Edmund Cosin

(The name is also written COSYN.)

Vice-Chancellor of Cambridge University, England. The dates of his birth and death are uncertain. He was born in Bedfordshire and entered King's Hall, Cambridge, as a Bible clerk, receiving the degrees of B.A. early in 1535, M.A. in 1541, and B.S. in 1547. He held the living of Grendon, Northamptonshire, which was in the gift of King's Hall, from 21 September, 1538, to November, 1541, and successively, fellowships of King's Hall, St. Catharine's Hall, and of Trinity College. Early in Queen Mary's reign he was elected Master of St. Catharine's, which brought him as gifts from the Crown the Norfolk rectories of St. Edmund, North Lynn (1533), Fakenham (1555), and the Norfolk vicarages of Caistor Holy Trinity, and of Oxburgh (1554). He was presented to the rectory of Thorpland by Trinity College in the following year.
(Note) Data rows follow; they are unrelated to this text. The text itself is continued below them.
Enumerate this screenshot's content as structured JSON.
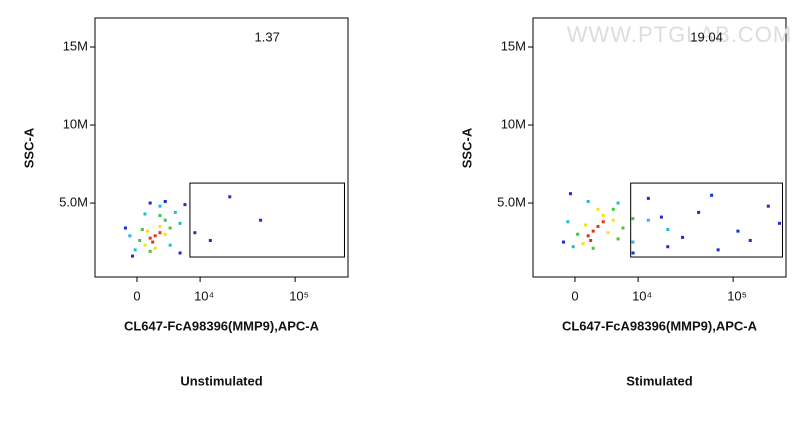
{
  "chart_data": [
    {
      "type": "scatter",
      "xscale": "biexponential",
      "x_label": "CL647-FcA98396(MMP9),APC-A",
      "y_label": "SSC-A",
      "caption": "Unstimulated",
      "xlim": [
        -5500,
        350000
      ],
      "ylim": [
        260000,
        16860000
      ],
      "xticks": [
        0,
        {
          "value": 10000,
          "label": "10⁴"
        },
        {
          "value": 100000,
          "label": "10⁵"
        }
      ],
      "yticks": [
        {
          "value": 5000000,
          "label": "5.0M"
        },
        {
          "value": 10000000,
          "label": "10M"
        },
        {
          "value": 15000000,
          "label": "15M"
        }
      ],
      "gate": {
        "x": [
          7600,
          322000
        ],
        "y": [
          1540000,
          6280000
        ],
        "percent": 1.37
      },
      "series": [
        {
          "color": "#1a2bd8",
          "x": [
            -1300,
            6600,
            8700,
            13000,
            21000,
            44000,
            -500,
            5700,
            3400,
            1500
          ],
          "y": [
            3400000,
            4900000,
            3100000,
            2600000,
            5400000,
            3900000,
            1600000,
            1800000,
            5100000,
            5000000
          ]
        },
        {
          "color": "#1fb8e0",
          "x": [
            -200,
            4900,
            900,
            4100,
            2700,
            -800,
            5700
          ],
          "y": [
            2000000,
            4400000,
            4300000,
            2300000,
            4800000,
            2900000,
            3700000
          ]
        },
        {
          "color": "#3ec93a",
          "x": [
            300,
            3400,
            4100,
            1500,
            2700,
            600
          ],
          "y": [
            2600000,
            3900000,
            3400000,
            1900000,
            4200000,
            3300000
          ]
        },
        {
          "color": "#f2e21a",
          "x": [
            900,
            2700,
            1200,
            3400,
            2100
          ],
          "y": [
            2300000,
            3500000,
            3200000,
            3000000,
            2100000
          ]
        },
        {
          "color": "#e8301c",
          "x": [
            1500,
            2100,
            1800,
            2700
          ],
          "y": [
            2750000,
            2900000,
            2500000,
            3100000
          ]
        }
      ]
    },
    {
      "type": "scatter",
      "xscale": "biexponential",
      "x_label": "CL647-FcA98396(MMP9),APC-A",
      "y_label": "SSC-A",
      "caption": "Stimulated",
      "watermark": "WWW.PTGLAB.COM",
      "xlim": [
        -5500,
        350000
      ],
      "ylim": [
        260000,
        16860000
      ],
      "xticks": [
        0,
        {
          "value": 10000,
          "label": "10⁴"
        },
        {
          "value": 100000,
          "label": "10⁵"
        }
      ],
      "yticks": [
        {
          "value": 5000000,
          "label": "5.0M"
        },
        {
          "value": 10000000,
          "label": "10M"
        },
        {
          "value": 15000000,
          "label": "15M"
        }
      ],
      "gate": {
        "x": [
          8200,
          322000
        ],
        "y": [
          1540000,
          6280000
        ],
        "percent": 19.04
      },
      "series": [
        {
          "color": "#1a2bd8",
          "x": [
            -1300,
            13000,
            21000,
            44000,
            112000,
            230000,
            8750,
            30000,
            70000,
            150000,
            -500,
            60000,
            18000,
            300000
          ],
          "y": [
            2500000,
            5300000,
            2200000,
            4400000,
            3200000,
            4800000,
            1800000,
            2800000,
            2000000,
            2600000,
            5600000,
            5500000,
            4100000,
            3700000
          ]
        },
        {
          "color": "#1fb8e0",
          "x": [
            -200,
            8700,
            13000,
            5700,
            1500,
            -800,
            21000
          ],
          "y": [
            2200000,
            2500000,
            3900000,
            5000000,
            5100000,
            3800000,
            3300000
          ]
        },
        {
          "color": "#3ec93a",
          "x": [
            300,
            4900,
            5700,
            2100,
            6600,
            8700
          ],
          "y": [
            3000000,
            4600000,
            2700000,
            2100000,
            3400000,
            4000000
          ]
        },
        {
          "color": "#f2e21a",
          "x": [
            900,
            3400,
            4100,
            2700,
            1200,
            4900
          ],
          "y": [
            2400000,
            4200000,
            3100000,
            4600000,
            3600000,
            3900000
          ]
        },
        {
          "color": "#e8301c",
          "x": [
            1500,
            2100,
            2700,
            1800,
            3400
          ],
          "y": [
            2900000,
            3200000,
            3500000,
            2600000,
            3800000
          ]
        }
      ]
    }
  ]
}
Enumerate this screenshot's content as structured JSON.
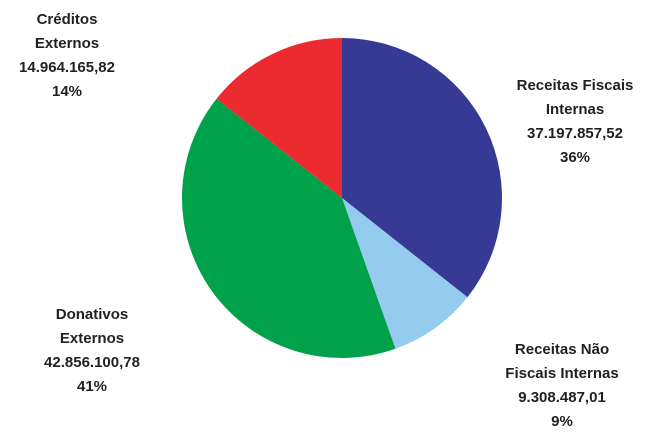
{
  "chart_data": {
    "type": "pie",
    "start_angle_deg": 0,
    "direction": "clockwise",
    "slices": [
      {
        "label_lines": [
          "Receitas Fiscais",
          "Internas"
        ],
        "value": 37197857.52,
        "value_text": "37.197.857,52",
        "percent_text": "36%",
        "color": "#363a94"
      },
      {
        "label_lines": [
          "Receitas Não",
          "Fiscais Internas"
        ],
        "value": 9308487.01,
        "value_text": "9.308.487,01",
        "percent_text": "9%",
        "color": "#94cbee"
      },
      {
        "label_lines": [
          "Donativos",
          "Externos"
        ],
        "value": 42856100.78,
        "value_text": "42.856.100,78",
        "percent_text": "41%",
        "color": "#00a14b"
      },
      {
        "label_lines": [
          "Créditos",
          "Externos"
        ],
        "value": 14964165.82,
        "value_text": "14.964.165,82",
        "percent_text": "14%",
        "color": "#ec2b31"
      }
    ]
  }
}
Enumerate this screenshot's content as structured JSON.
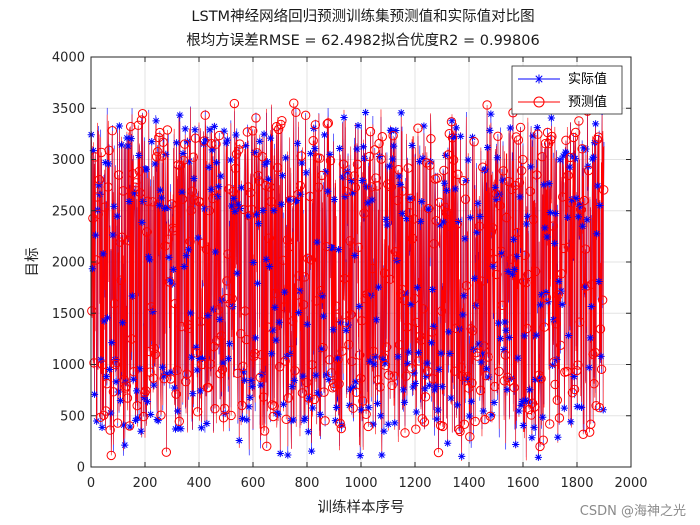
{
  "chart_data": {
    "type": "line",
    "title": "LSTM神经网络回归预测训练集预测值和实际值对比图",
    "subtitle": "根均方误差RMSE = 62.4982拟合优度R2 = 0.99806",
    "xlabel": "训练样本序号",
    "ylabel": "目标",
    "xlim": [
      0,
      2000
    ],
    "ylim": [
      0,
      4000
    ],
    "x_ticks": [
      0,
      200,
      400,
      600,
      800,
      1000,
      1200,
      1400,
      1600,
      1800,
      2000
    ],
    "y_ticks": [
      0,
      500,
      1000,
      1500,
      2000,
      2500,
      3000,
      3500,
      4000
    ],
    "grid": true,
    "legend_position": "top-right",
    "n_samples": 1900,
    "value_range": [
      80,
      3520
    ],
    "series": [
      {
        "name": "实际值",
        "color": "#0000ff",
        "marker": "asterisk"
      },
      {
        "name": "预测值",
        "color": "#ff0000",
        "marker": "circle"
      }
    ]
  },
  "watermark": "CSDN @海神之光"
}
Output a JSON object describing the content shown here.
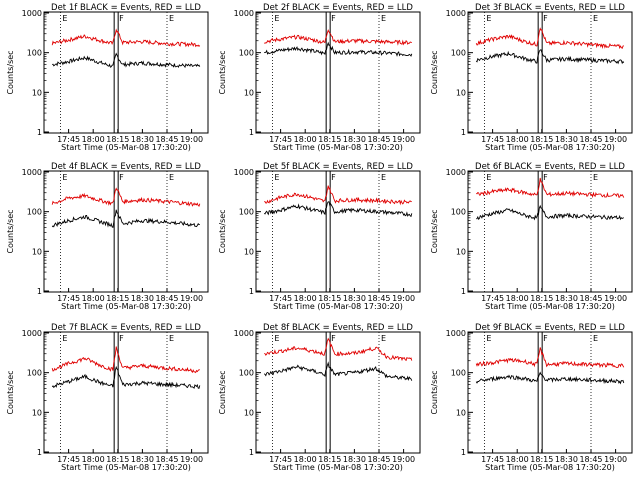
{
  "figure": {
    "ylabel": "Counts/sec",
    "xlabel": "Start Time (05-Mar-08 17:30:20)",
    "x_ticks": [
      "17:45",
      "18:00",
      "18:15",
      "18:30",
      "18:45",
      "19:00"
    ],
    "y_ticks": [
      "1000",
      "100",
      "10",
      "1"
    ],
    "marker_labels": [
      "E",
      "F",
      "E"
    ],
    "colors": {
      "events": "#000000",
      "lld": "#e00000"
    }
  },
  "chart_data": [
    {
      "type": "line",
      "title": "Det 1f BLACK = Events, RED = LLD",
      "xlabel": "Start Time (05-Mar-08 17:30:20)",
      "ylabel": "Counts/sec",
      "ylim": [
        1,
        1000
      ],
      "yscale": "log",
      "x_time_range": [
        "17:30",
        "19:10"
      ],
      "series": [
        {
          "name": "Events",
          "points": [
            [
              "17:35",
              50
            ],
            [
              "17:45",
              60
            ],
            [
              "17:55",
              75
            ],
            [
              "18:05",
              55
            ],
            [
              "18:12",
              45
            ],
            [
              "18:14",
              90
            ],
            [
              "18:18",
              50
            ],
            [
              "18:30",
              55
            ],
            [
              "18:45",
              50
            ],
            [
              "19:05",
              45
            ]
          ]
        },
        {
          "name": "LLD",
          "points": [
            [
              "17:35",
              170
            ],
            [
              "17:45",
              210
            ],
            [
              "17:55",
              260
            ],
            [
              "18:05",
              200
            ],
            [
              "18:12",
              170
            ],
            [
              "18:14",
              400
            ],
            [
              "18:18",
              180
            ],
            [
              "18:30",
              190
            ],
            [
              "18:45",
              170
            ],
            [
              "19:05",
              160
            ]
          ]
        }
      ]
    },
    {
      "type": "line",
      "title": "Det 2f BLACK = Events, RED = LLD",
      "xlabel": "Start Time (05-Mar-08 17:30:20)",
      "ylabel": "Counts/sec",
      "ylim": [
        1,
        1000
      ],
      "yscale": "log",
      "series": [
        {
          "name": "Events",
          "points": [
            [
              "17:35",
              100
            ],
            [
              "17:45",
              115
            ],
            [
              "17:55",
              130
            ],
            [
              "18:05",
              110
            ],
            [
              "18:12",
              95
            ],
            [
              "18:14",
              180
            ],
            [
              "18:18",
              100
            ],
            [
              "18:30",
              105
            ],
            [
              "18:45",
              100
            ],
            [
              "19:05",
              90
            ]
          ]
        },
        {
          "name": "LLD",
          "points": [
            [
              "17:35",
              190
            ],
            [
              "17:45",
              220
            ],
            [
              "17:55",
              250
            ],
            [
              "18:05",
              210
            ],
            [
              "18:12",
              180
            ],
            [
              "18:14",
              400
            ],
            [
              "18:18",
              190
            ],
            [
              "18:30",
              200
            ],
            [
              "18:45",
              190
            ],
            [
              "19:05",
              180
            ]
          ]
        }
      ]
    },
    {
      "type": "line",
      "title": "Det 3f BLACK = Events, RED = LLD",
      "xlabel": "Start Time (05-Mar-08 17:30:20)",
      "ylabel": "Counts/sec",
      "ylim": [
        1,
        1000
      ],
      "yscale": "log",
      "series": [
        {
          "name": "Events",
          "points": [
            [
              "17:35",
              65
            ],
            [
              "17:45",
              80
            ],
            [
              "17:55",
              95
            ],
            [
              "18:05",
              70
            ],
            [
              "18:12",
              60
            ],
            [
              "18:14",
              120
            ],
            [
              "18:18",
              65
            ],
            [
              "18:30",
              70
            ],
            [
              "18:45",
              65
            ],
            [
              "19:05",
              60
            ]
          ]
        },
        {
          "name": "LLD",
          "points": [
            [
              "17:35",
              170
            ],
            [
              "17:45",
              220
            ],
            [
              "17:55",
              260
            ],
            [
              "18:05",
              190
            ],
            [
              "18:12",
              160
            ],
            [
              "18:14",
              450
            ],
            [
              "18:18",
              170
            ],
            [
              "18:30",
              180
            ],
            [
              "18:45",
              160
            ],
            [
              "19:05",
              140
            ]
          ]
        }
      ]
    },
    {
      "type": "line",
      "title": "Det 4f BLACK = Events, RED = LLD",
      "xlabel": "Start Time (05-Mar-08 17:30:20)",
      "ylabel": "Counts/sec",
      "ylim": [
        1,
        1000
      ],
      "yscale": "log",
      "series": [
        {
          "name": "Events",
          "points": [
            [
              "17:35",
              45
            ],
            [
              "17:45",
              60
            ],
            [
              "17:55",
              75
            ],
            [
              "18:05",
              55
            ],
            [
              "18:12",
              45
            ],
            [
              "18:14",
              110
            ],
            [
              "18:18",
              50
            ],
            [
              "18:30",
              60
            ],
            [
              "18:45",
              55
            ],
            [
              "19:05",
              45
            ]
          ]
        },
        {
          "name": "LLD",
          "points": [
            [
              "17:35",
              160
            ],
            [
              "17:45",
              220
            ],
            [
              "17:55",
              250
            ],
            [
              "18:05",
              190
            ],
            [
              "18:12",
              160
            ],
            [
              "18:14",
              420
            ],
            [
              "18:18",
              180
            ],
            [
              "18:30",
              200
            ],
            [
              "18:45",
              180
            ],
            [
              "19:05",
              150
            ]
          ]
        }
      ]
    },
    {
      "type": "line",
      "title": "Det 5f BLACK = Events, RED = LLD",
      "xlabel": "Start Time (05-Mar-08 17:30:20)",
      "ylabel": "Counts/sec",
      "ylim": [
        1,
        1000
      ],
      "yscale": "log",
      "series": [
        {
          "name": "Events",
          "points": [
            [
              "17:35",
              90
            ],
            [
              "17:45",
              110
            ],
            [
              "17:55",
              140
            ],
            [
              "18:05",
              110
            ],
            [
              "18:12",
              95
            ],
            [
              "18:14",
              180
            ],
            [
              "18:18",
              100
            ],
            [
              "18:30",
              110
            ],
            [
              "18:45",
              100
            ],
            [
              "19:05",
              85
            ]
          ]
        },
        {
          "name": "LLD",
          "points": [
            [
              "17:35",
              170
            ],
            [
              "17:45",
              230
            ],
            [
              "17:55",
              280
            ],
            [
              "18:05",
              220
            ],
            [
              "18:12",
              180
            ],
            [
              "18:14",
              450
            ],
            [
              "18:18",
              190
            ],
            [
              "18:30",
              200
            ],
            [
              "18:45",
              190
            ],
            [
              "19:05",
              170
            ]
          ]
        }
      ]
    },
    {
      "type": "line",
      "title": "Det 6f BLACK = Events, RED = LLD",
      "xlabel": "Start Time (05-Mar-08 17:30:20)",
      "ylabel": "Counts/sec",
      "ylim": [
        1,
        1000
      ],
      "yscale": "log",
      "series": [
        {
          "name": "Events",
          "points": [
            [
              "17:35",
              70
            ],
            [
              "17:45",
              90
            ],
            [
              "17:55",
              110
            ],
            [
              "18:05",
              80
            ],
            [
              "18:12",
              70
            ],
            [
              "18:14",
              130
            ],
            [
              "18:18",
              75
            ],
            [
              "18:30",
              80
            ],
            [
              "18:45",
              75
            ],
            [
              "19:05",
              70
            ]
          ]
        },
        {
          "name": "LLD",
          "points": [
            [
              "17:35",
              270
            ],
            [
              "17:45",
              320
            ],
            [
              "17:55",
              360
            ],
            [
              "18:05",
              300
            ],
            [
              "18:12",
              260
            ],
            [
              "18:14",
              650
            ],
            [
              "18:18",
              270
            ],
            [
              "18:30",
              290
            ],
            [
              "18:45",
              270
            ],
            [
              "19:05",
              250
            ]
          ]
        }
      ]
    },
    {
      "type": "line",
      "title": "Det 7f BLACK = Events, RED = LLD",
      "xlabel": "Start Time (05-Mar-08 17:30:20)",
      "ylabel": "Counts/sec",
      "ylim": [
        1,
        1000
      ],
      "yscale": "log",
      "series": [
        {
          "name": "Events",
          "points": [
            [
              "17:35",
              45
            ],
            [
              "17:45",
              60
            ],
            [
              "17:55",
              80
            ],
            [
              "18:05",
              55
            ],
            [
              "18:12",
              45
            ],
            [
              "18:14",
              140
            ],
            [
              "18:18",
              50
            ],
            [
              "18:30",
              55
            ],
            [
              "18:45",
              50
            ],
            [
              "19:05",
              45
            ]
          ]
        },
        {
          "name": "LLD",
          "points": [
            [
              "17:35",
              120
            ],
            [
              "17:45",
              170
            ],
            [
              "17:55",
              230
            ],
            [
              "18:05",
              150
            ],
            [
              "18:12",
              120
            ],
            [
              "18:14",
              420
            ],
            [
              "18:18",
              130
            ],
            [
              "18:30",
              150
            ],
            [
              "18:45",
              130
            ],
            [
              "19:05",
              110
            ]
          ]
        }
      ]
    },
    {
      "type": "line",
      "title": "Det 8f BLACK = Events, RED = LLD",
      "xlabel": "Start Time (05-Mar-08 17:30:20)",
      "ylabel": "Counts/sec",
      "ylim": [
        1,
        1000
      ],
      "yscale": "log",
      "series": [
        {
          "name": "Events",
          "points": [
            [
              "17:35",
              90
            ],
            [
              "17:45",
              110
            ],
            [
              "17:55",
              140
            ],
            [
              "18:05",
              110
            ],
            [
              "18:12",
              90
            ],
            [
              "18:14",
              160
            ],
            [
              "18:18",
              90
            ],
            [
              "18:30",
              100
            ],
            [
              "18:43",
              130
            ],
            [
              "18:50",
              80
            ],
            [
              "19:05",
              70
            ]
          ]
        },
        {
          "name": "LLD",
          "points": [
            [
              "17:35",
              300
            ],
            [
              "17:45",
              350
            ],
            [
              "17:55",
              420
            ],
            [
              "18:05",
              350
            ],
            [
              "18:12",
              300
            ],
            [
              "18:14",
              700
            ],
            [
              "18:18",
              300
            ],
            [
              "18:30",
              310
            ],
            [
              "18:43",
              420
            ],
            [
              "18:50",
              250
            ],
            [
              "19:05",
              210
            ]
          ]
        }
      ]
    },
    {
      "type": "line",
      "title": "Det 9f BLACK = Events, RED = LLD",
      "xlabel": "Start Time (05-Mar-08 17:30:20)",
      "ylabel": "Counts/sec",
      "ylim": [
        1,
        1000
      ],
      "yscale": "log",
      "series": [
        {
          "name": "Events",
          "points": [
            [
              "17:35",
              60
            ],
            [
              "17:45",
              70
            ],
            [
              "17:55",
              80
            ],
            [
              "18:05",
              70
            ],
            [
              "18:12",
              60
            ],
            [
              "18:14",
              95
            ],
            [
              "18:18",
              65
            ],
            [
              "18:30",
              70
            ],
            [
              "18:45",
              65
            ],
            [
              "19:05",
              60
            ]
          ]
        },
        {
          "name": "LLD",
          "points": [
            [
              "17:35",
              160
            ],
            [
              "17:45",
              180
            ],
            [
              "17:55",
              210
            ],
            [
              "18:05",
              190
            ],
            [
              "18:12",
              160
            ],
            [
              "18:14",
              400
            ],
            [
              "18:18",
              160
            ],
            [
              "18:30",
              170
            ],
            [
              "18:45",
              160
            ],
            [
              "19:05",
              150
            ]
          ]
        }
      ]
    }
  ]
}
He was also chaplain to Bishop Bonner of London and assistant to Michael Dunning, the Chancellor of the Diocese of Norwich. In 1558 he was elected Vice-Chancellor of Cambridge but being a Catholic he refused to conform to the Elizabethan heresies, and hence in 1560 was forced to resign all his preferments and went in 1564 to live in retirement in Caius College, Cambridge. Four years later, summoned to answer before the Lords of the Council to a charge of non-conformity, he went into exile rather than foreswear his faith. He was living on the Continent in 1576 but no further definite records of his career are available.